Friday, September 11, 2009

First "real" week on the job...

I guess you could consider my first real week on the job complete, although I haven't been thrown in the fire. I have an extended training plan over the next month and a half that allows me the time to really learn the in's and out's of the culture and organization, which has been great mentally, given that my mind is still holding onto Ginger and what she's doing, how she's eating, if she's taking her naps,etc.

The people have been great, I must admit. I am surrounded by moms and dads with young children, so every time someone new comes in my office, they are immediately drawn to Ginger's photo collage. It's a great icebreaker, talking about your children- everyone seems to "get it" that despite being incredibly driven and committed, our lives are really all about our kids.

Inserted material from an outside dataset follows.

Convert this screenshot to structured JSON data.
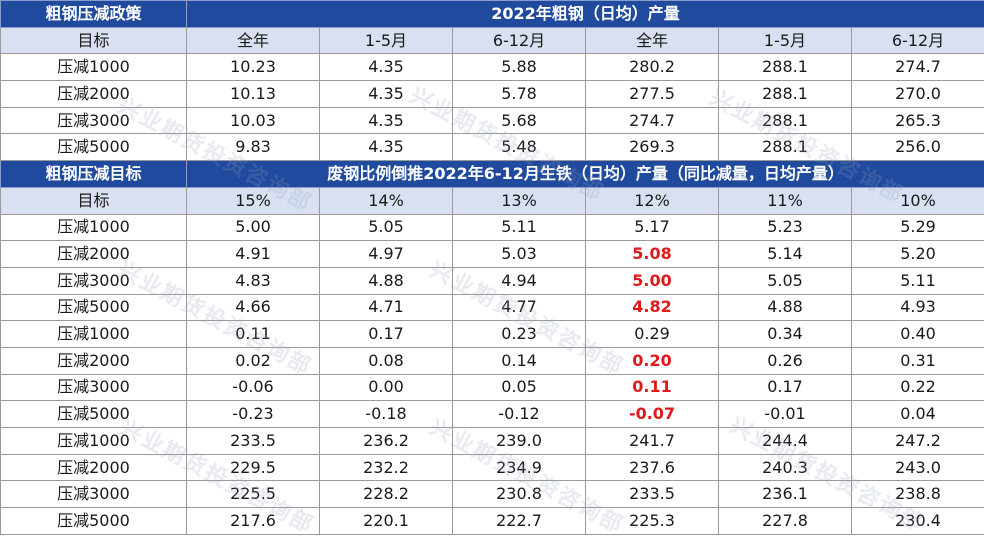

Pumping has been....interesting. I am able now to pump in my own office, which has no windows or glass so it's completely private. But it's still quite a commitment to get 1/2 undressed, set everything up, feel like a milking cow for 15 minutes, and then clean everything up. This happens twice a day, and part of me dreads it, part of me loves it(because I get to stare at Ginger's photo collage for 15 minutes and focus on my love for her) and part of me is proud that I'm so committed to getting her to 1 year and then transitioning straight to whole milk. But I do sometimes wonder about the day when someone knocks on my door, and I'll have to not answer, and then worry that they'll walk away wondering why I was so rude to not answer the door. I haven't really announced to the entire office (hundreds of people) that I'm pumping, so they'll just have to be confused and/or offended for a few months. This hasn't happened yet, so I'm always crossing my fingers that nobody will need me for the 20 minutes this whole process takes, twice a day.

Routine has started to set in, and I find it really interesting how my attitude about work has changed. I have always been so driven and usually at the top of the performance charts, which to a degree I still feel committed to, but I am also completely comfortable knowing that I'm not as desperate to be #1 as I once was. I just want to be really good at what I do. That's enough for me.

I sometimes wonder if it would have been easier or harder to have left Ginger at the traditional 3 months, vs. after 7 1/2 months. I've concluded that I would have probably lost it a whole lot more at 3 months, but it's still hard. At mid-week this week, a tiny thought crept into my mind- "Is this all worth it?" Of course, we don't have a choice- we are dependant on my salary, but there are still plenty of moments filled with wishes that somehow, it could be different. I'm sure every working mom can relate on this one, and that actually makes me feel better reminding myself of this, as it's not unique and just part of the challenge of working outside of the home. Don't get me wrong- this new opportunity is THE perfect fit for me, in fact I've said more than a few times that if I could have written what my returning to work would look like, it would be this. Exactly. But my heart still hurts a little bit.

The good news is that soon enough, once I've gotten through training, built relationships with the key players, and demonstrated that I know what I'm doing, I will begin working from home at least 2-3 times a week. It looks like Mondays and Thursdays will be office days, but Tuesday, Wednesday and Friday I will be able to work from home. I still don't know how that will work out with Ginger- if I'll be able to flex my schedule, if it will prove difficult to work from home with her here (with a nanny, of course), or if it can be managed. But I still look forward to that flexibility.

All in all, I would call this week a success. I've met some fantastic people, and can tell that I'm really going to be valued within the organization. That's a good feeling, all things considered.

2 comments:

kymberli q. said...

This was a nice, honest post, Wendy. Good going with the pumping! We only lasted three months because I just wasn't producing as much as she was drinking. I can totally relate to the time that took though!

I've bet you've really enjoyed coming home to see Ginger! I bet she's so excited to see you too! I do think you are doing the best you can do and so far it sounds to me like you are doing a GREAT job at it!

I hope your heart feels a little better with each passing day. Big hugs to you!!

Sammy's Mommy said...

Good for you Wendy!!
I wish you all the luck in the world with your pumping and sticking with your plan. You are such a good momma!!